20:8 wayyashkem avimélekh babbóqer
I.e. 'In the morning, Abimelech...' (see note on 19:27.)

20:9 me ‛asíta lanu ume xaTáti lakh
JPS: 'What have you done to us? What wrong have I done...' See my note on v. 6 above.

20:12
Bible scholars receive a new set of problems to worry about now, because marrying a half-sibling is forbidden in the Torah. However, Abraham could not be subject to Mosaic law because it hadn't come into existence yet. Nonetheless, we would not expect such a tradition about Abraham to come about among people who observed the laws of the Torah, so if this story was taken at all seriously, it may date from an earlier period when such marriages were still considered permissible. But there would seem to be a good chance, at any rate, that this statement about Sarah was not too deeply rooted in the traditions about the patriarchs since no mention of such a relationship is made in ch. 11, when the family tree of Abram and his relatives is set out. On the other hand, that genealogical sketch does say that Milcah, the wife of Abram's brother Nahor, was Nahor's cousin since she was the daughter of their other brother Haran (i.e. she was Lot's sister) (11:29): w'shem éshet naxor milka bat haran. If the text tells us that and doesn't say anything about Sarah being Abraham's half-sister, either the author of the passage had no such information, or, as some commentators intimate, possibly it was censored - precisely, one assumes, because this is forbidden in the Torah.

20:13 ka'asher hit‛u oti elohim mibbet avi
The verb form hit‛u is a hiphil (causative) form of the root t-‛-h 'to wander', meaning 'they caused to wander.' The literal meaning of the phrase is 'when elohim caused me to wander from my father's house...'. Unusually, the verb form hit‛u is marked for a plural subject (-u), which implies that the subject, elohim, is here regarded as semantically plural. That is a problem because, while elohim sometimes does mean "gods" with a plural referent, it usually refers to the semantically singular Israelite "God", and that is the God who, acc. to ch. 12, told Abram to leave his father's house and "wander" to Canaan. Here, then, we have a challenge to commentators and rigorous translators.

imri li axi hu
See note on v. 2 (wayyómer avraham el sara...).

20:15 shev
This is the imperative of y-sh-b 'to sit, reside', which contrasts with the verb g-w-r 'stay (without permanent residence rights)', which is the verb used at the beginning of this narrative in v. 1: wayyágor bigrar.

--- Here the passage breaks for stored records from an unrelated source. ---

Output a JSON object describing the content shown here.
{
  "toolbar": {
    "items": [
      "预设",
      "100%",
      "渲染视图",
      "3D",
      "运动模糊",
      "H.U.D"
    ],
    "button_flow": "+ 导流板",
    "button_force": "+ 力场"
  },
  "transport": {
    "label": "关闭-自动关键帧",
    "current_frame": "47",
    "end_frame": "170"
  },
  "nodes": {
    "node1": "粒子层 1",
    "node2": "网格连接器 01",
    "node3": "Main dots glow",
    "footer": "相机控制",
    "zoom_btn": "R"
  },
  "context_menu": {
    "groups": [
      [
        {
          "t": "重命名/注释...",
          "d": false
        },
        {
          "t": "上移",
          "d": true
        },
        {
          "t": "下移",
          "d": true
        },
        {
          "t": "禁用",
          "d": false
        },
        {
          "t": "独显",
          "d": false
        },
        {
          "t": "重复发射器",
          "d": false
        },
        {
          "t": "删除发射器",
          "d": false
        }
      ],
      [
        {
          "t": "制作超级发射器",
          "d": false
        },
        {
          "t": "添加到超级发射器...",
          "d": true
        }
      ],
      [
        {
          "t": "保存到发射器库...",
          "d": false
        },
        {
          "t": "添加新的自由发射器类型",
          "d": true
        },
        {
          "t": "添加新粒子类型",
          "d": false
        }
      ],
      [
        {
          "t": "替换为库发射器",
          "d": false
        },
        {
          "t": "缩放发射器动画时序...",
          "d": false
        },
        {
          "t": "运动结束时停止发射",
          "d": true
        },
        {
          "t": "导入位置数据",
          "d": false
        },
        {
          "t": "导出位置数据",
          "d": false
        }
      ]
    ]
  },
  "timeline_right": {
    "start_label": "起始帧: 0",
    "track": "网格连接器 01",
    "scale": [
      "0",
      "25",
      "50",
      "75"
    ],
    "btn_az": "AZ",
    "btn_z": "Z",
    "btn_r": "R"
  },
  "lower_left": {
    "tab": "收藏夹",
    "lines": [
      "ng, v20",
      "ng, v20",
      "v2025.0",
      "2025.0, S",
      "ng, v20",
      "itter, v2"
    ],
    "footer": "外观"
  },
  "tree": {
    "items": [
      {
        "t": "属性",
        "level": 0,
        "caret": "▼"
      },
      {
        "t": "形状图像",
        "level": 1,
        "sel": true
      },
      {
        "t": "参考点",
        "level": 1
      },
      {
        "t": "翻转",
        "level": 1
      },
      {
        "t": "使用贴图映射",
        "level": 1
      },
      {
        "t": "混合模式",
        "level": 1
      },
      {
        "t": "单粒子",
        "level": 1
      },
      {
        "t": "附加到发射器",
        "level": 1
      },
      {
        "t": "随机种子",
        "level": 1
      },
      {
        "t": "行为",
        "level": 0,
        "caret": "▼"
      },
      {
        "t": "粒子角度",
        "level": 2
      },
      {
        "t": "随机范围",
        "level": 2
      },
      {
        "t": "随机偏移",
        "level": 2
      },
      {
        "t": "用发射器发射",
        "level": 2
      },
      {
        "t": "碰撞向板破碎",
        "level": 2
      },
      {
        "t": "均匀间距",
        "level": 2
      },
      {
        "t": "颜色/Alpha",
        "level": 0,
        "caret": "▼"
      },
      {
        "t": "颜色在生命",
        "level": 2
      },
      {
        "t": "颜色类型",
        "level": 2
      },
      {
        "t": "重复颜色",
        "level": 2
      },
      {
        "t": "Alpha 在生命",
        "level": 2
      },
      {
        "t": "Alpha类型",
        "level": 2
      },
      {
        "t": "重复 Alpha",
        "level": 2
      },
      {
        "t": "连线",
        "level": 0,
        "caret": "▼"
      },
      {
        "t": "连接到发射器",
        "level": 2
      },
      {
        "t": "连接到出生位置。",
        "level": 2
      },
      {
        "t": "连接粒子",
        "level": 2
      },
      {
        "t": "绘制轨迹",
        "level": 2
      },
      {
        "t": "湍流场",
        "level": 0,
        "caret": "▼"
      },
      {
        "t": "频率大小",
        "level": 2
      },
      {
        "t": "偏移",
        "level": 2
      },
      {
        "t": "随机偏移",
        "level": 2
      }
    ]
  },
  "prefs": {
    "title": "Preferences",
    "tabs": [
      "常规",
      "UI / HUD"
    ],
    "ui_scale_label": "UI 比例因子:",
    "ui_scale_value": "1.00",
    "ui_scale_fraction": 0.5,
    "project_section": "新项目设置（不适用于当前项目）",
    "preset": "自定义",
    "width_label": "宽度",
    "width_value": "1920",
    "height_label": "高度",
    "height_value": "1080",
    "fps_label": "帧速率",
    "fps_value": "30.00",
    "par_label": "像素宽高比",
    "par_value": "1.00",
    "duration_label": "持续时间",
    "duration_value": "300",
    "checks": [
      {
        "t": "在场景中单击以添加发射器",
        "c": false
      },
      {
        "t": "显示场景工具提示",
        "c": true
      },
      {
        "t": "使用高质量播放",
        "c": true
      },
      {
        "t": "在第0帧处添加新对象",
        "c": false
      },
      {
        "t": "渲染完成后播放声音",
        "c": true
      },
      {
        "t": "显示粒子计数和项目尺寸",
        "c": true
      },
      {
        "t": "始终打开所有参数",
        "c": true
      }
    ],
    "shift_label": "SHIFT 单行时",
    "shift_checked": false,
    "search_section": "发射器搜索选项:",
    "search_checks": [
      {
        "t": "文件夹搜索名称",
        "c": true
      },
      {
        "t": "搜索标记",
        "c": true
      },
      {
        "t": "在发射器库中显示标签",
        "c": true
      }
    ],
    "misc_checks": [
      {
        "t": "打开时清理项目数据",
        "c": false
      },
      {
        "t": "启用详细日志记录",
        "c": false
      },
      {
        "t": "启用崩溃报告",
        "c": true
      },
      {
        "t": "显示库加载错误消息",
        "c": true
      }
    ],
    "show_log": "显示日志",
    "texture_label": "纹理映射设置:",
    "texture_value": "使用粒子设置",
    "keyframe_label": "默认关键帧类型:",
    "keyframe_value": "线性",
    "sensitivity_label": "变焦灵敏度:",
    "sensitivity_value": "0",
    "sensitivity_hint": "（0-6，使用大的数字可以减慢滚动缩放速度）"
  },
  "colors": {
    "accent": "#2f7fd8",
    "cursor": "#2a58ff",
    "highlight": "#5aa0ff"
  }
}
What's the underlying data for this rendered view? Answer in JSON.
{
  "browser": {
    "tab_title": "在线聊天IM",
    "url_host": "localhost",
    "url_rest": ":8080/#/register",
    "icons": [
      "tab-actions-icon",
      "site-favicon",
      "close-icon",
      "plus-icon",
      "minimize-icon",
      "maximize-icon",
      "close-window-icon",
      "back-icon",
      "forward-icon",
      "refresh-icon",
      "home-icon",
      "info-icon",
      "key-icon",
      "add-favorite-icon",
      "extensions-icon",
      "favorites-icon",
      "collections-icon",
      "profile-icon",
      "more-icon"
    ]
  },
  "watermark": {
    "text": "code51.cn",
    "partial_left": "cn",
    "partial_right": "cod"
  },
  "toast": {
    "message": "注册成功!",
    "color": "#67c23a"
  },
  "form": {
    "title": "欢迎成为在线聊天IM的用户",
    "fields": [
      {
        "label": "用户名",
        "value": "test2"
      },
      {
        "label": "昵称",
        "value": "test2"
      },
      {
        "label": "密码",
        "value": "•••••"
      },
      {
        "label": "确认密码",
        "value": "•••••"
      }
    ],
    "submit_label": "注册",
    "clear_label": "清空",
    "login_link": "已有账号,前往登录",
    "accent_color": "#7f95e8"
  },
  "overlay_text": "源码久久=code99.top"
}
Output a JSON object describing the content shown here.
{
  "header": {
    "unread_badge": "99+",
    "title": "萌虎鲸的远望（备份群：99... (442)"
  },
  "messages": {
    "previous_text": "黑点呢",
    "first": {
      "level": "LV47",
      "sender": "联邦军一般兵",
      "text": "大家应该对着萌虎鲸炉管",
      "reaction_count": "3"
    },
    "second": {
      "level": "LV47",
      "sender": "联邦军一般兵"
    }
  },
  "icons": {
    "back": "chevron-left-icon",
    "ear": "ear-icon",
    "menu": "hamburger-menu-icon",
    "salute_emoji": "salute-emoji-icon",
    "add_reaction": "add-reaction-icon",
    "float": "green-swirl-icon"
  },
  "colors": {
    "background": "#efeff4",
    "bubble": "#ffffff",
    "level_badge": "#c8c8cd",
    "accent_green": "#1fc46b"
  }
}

20:16 hinne lakh k'sut ‛enáyim
Much has been written and suggested about the full meaning of k'sut ‛enáyim which lit. means a 'covering of eyes.' It must have a conventional or symbolic meaning (or both), but it is still debated what exactly that meaning is.

l'khol asher ittakh w'et kol w'nokhaxat
It is very uncertain what this means and the possibility that the text is corrupt must be entertained.

20:17-18
These verses are mysterious. They say that the illnesses that had struck the king's household were cured, but we haven't been told of any illnesses until now. Even now, v. 17 only tells us they were cured; then, as if it were an afterthought, v. 18 informs us that YHWH (a name that hasn't occurred throughout the narrative until now) had struck all the women with sterility on account of Sarah. All a bit fishy to say the least.